A Sociedade Petalógica do Século 19 e a sociedade patológica de hoje
Jessé Souza*
O ano era 1830 quando um grupo de intelectuais do Rio de Janeiro, que seguida vezes foi a Capital desde os tempos de Colônia, decidiu criar a Sociedade Petalógica do Rossio Grande, que reuniu escritores como Machado de Assis e Joaquim Manuel de Macedo, o jornalista e político Quintino Bocaiúva (1836-1912), o magistrado e político Eusébio de Queirós, entre outras personalidades ilustres.

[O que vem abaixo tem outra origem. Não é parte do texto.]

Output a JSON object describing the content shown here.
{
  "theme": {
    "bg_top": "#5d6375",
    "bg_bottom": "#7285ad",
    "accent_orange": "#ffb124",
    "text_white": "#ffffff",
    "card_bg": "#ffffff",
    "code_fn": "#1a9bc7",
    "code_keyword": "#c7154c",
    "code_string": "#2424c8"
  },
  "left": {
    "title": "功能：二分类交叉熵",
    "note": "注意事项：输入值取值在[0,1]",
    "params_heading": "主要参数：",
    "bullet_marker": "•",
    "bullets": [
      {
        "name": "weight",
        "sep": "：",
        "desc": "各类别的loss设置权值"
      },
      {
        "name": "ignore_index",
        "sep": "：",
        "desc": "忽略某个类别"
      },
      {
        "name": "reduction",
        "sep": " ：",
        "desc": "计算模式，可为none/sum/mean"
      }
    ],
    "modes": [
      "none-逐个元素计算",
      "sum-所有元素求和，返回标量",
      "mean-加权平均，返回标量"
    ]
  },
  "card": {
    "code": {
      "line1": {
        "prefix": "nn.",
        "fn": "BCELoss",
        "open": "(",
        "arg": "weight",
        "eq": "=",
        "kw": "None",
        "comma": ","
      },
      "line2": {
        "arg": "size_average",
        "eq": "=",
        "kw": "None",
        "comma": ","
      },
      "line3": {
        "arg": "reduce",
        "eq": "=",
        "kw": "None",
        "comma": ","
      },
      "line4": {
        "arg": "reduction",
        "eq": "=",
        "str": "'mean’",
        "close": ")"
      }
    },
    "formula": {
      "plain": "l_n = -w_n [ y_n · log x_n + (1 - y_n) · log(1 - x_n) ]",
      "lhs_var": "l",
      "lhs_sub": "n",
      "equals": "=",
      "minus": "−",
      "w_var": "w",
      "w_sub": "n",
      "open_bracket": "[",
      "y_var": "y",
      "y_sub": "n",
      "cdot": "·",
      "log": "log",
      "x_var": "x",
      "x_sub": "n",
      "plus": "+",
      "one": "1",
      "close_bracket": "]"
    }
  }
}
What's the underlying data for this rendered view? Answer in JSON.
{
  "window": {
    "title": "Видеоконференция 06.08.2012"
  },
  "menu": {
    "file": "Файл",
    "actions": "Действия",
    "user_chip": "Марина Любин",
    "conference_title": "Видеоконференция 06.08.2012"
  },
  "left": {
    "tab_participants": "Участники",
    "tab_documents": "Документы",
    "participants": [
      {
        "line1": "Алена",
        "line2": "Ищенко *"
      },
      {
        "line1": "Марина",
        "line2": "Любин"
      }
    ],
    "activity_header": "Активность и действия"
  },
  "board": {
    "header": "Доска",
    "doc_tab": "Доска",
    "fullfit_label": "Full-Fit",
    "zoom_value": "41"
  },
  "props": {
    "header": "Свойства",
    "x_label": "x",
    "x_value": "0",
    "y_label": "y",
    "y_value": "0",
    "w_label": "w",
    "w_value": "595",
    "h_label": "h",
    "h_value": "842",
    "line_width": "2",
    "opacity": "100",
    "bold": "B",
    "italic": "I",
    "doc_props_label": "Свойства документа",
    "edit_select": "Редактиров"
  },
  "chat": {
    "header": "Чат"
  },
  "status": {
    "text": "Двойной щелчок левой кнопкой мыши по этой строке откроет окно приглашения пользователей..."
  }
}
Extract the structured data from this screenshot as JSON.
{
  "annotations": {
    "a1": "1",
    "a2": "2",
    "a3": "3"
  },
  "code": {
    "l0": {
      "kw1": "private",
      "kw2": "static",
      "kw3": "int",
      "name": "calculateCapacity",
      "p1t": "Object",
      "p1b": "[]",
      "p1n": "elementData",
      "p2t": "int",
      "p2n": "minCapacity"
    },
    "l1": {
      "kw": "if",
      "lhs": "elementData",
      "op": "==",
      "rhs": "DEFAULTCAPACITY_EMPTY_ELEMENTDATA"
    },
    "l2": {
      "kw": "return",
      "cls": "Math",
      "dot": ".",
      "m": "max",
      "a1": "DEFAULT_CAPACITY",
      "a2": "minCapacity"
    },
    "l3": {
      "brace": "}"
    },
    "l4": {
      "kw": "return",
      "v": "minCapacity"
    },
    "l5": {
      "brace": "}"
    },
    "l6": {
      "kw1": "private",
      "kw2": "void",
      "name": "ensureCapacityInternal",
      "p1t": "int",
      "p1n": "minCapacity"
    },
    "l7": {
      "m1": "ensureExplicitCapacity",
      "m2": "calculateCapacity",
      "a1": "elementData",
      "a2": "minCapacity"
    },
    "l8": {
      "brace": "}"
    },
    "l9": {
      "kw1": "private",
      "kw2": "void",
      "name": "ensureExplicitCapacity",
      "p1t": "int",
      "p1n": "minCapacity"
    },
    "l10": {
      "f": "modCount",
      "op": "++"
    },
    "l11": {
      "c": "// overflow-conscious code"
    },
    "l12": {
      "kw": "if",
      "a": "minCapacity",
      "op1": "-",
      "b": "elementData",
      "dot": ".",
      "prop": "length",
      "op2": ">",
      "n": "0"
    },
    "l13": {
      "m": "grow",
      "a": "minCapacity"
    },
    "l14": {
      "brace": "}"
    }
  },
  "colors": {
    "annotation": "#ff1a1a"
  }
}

Antes de explicar a finalidade dessa associação, é necessário esclarecer que a palavra “petalógica” vem de “peta”, que significa afirmação que não condiz com a verdade, algo semelhante ao termo fake news de hoje. Então, o grupo tinha como objetivo contestar as mentiras na política da época produzindo mais mentiras divulgadas por meio de um informativo impresso chamado “A Marmota Fluminense”.
Afinal, em um tempo em que não havia internet com seus algoritmos nem os meios de comunicação que temos hoje, com suas parafernálias tecnológicas, quem podia produzir um periódico impresso detinha uma enorme vantagem frente às disseminações de informações feitas boca a boca, transmissão oral esta que foi chamada de “rádio cipó” em uma época passada mais recente.
Havia jornais da época que praticavam a mentira abertamente, igual às fake news de hoje, por isso a Sociedade Petalógica decidiu que o remédio para as mentiras produzidas para manter os políticos e seus privilégios era elaborar mais mentiras, só que não uma mentira qualquer.
Tratava-se de uma mentira exclusivamente de cunho político que funcionava como ironia, visando despertar a sociedade e mostrar que havia algo de errado, a ponto de somente os mais críticos e atentos percebiam que as informações eram falsas. Era tão capcioso que vários jornais replicaram essas “petas” como se fossem notícias verdadeiras.
É importante entender o contexto da época, pois a Constituição de 1824 havia abolido a censura prévia no Brasil e deixou muitos à vontade na imprensa do Século 19 para emitir opinião, o que muitas vezes podia descambar para calúnias e difamações, por isso os juristas da época tiveram o cuidado de regulamentar essa liberdade inserindo punições para tipógrafos e autores que se excedessem em suas publicações.
Séculos se passaram e a “fábrica de mentiras” dos intelectuais de outrora em hipótese alguma pode ser confundida com as “fábricas de fake news” da atualidade, que se valem da internet para tornar a mentira como verdade, visando interesses escusos na política, como está ocorrendo neste momento, no Brasil.
As mentiras da Sociedade Petalógica tinham a missão de promover uma crítica à política e à sociedade da época, enquanto as mentiras de hoje visam manipular as pessoas por meio de uma engenhosa lavagem cerebral, que se vale da religião e do nacionalismo exacerbado.
A partir daí, foi criada uma imensa bolha aos mesmos moldes do que foi visto nas eleições presidenciais nos Estados Unidos, quando manifestante invadiram o Capitólio. No Brasil, essa manifestação veio sendo intensamente trabalhada desde o início do governo, desacreditando o processo eleitoral e a Justiça brasileira.
Alimentadas por fake news, essas pessoas foram envolvidas numa grande rede conspiratória em que elas acreditam piamente numa paranoia que as fazem não mais crer em nada além do que sai dessa fábrica de mentiras. Na cabeça delas, só existe uma “verdade”, que é aquela trabalhada nas fakes news. Vídeos que mostram manifestantes comemorando notícias falsas são vexatórios. Mas nem isso os traz à realidade.
Até mesmo as mensagens curtas e ambíguas do seu líder, o presidente Bolsonaro, considerado um mito, contribuem para isso. Sem admitir a derrota, ele pede para que os manifestantes desobstruam as estradas, mas o discurso vago os faz enxergar uma mensagem subliminar de que estaria sendo tramada uma confirmação de fraude eleitoral e uma intervenção militar.
Estamos diante de uma alucinação quase coletiva, cujo transe só será superado quando começar a ocorrer o que foi feito pela Justiça dos Estados Unidos no caso do Capitólio: a punição exemplar. Não há outra saída para frear essa sociedade patológica.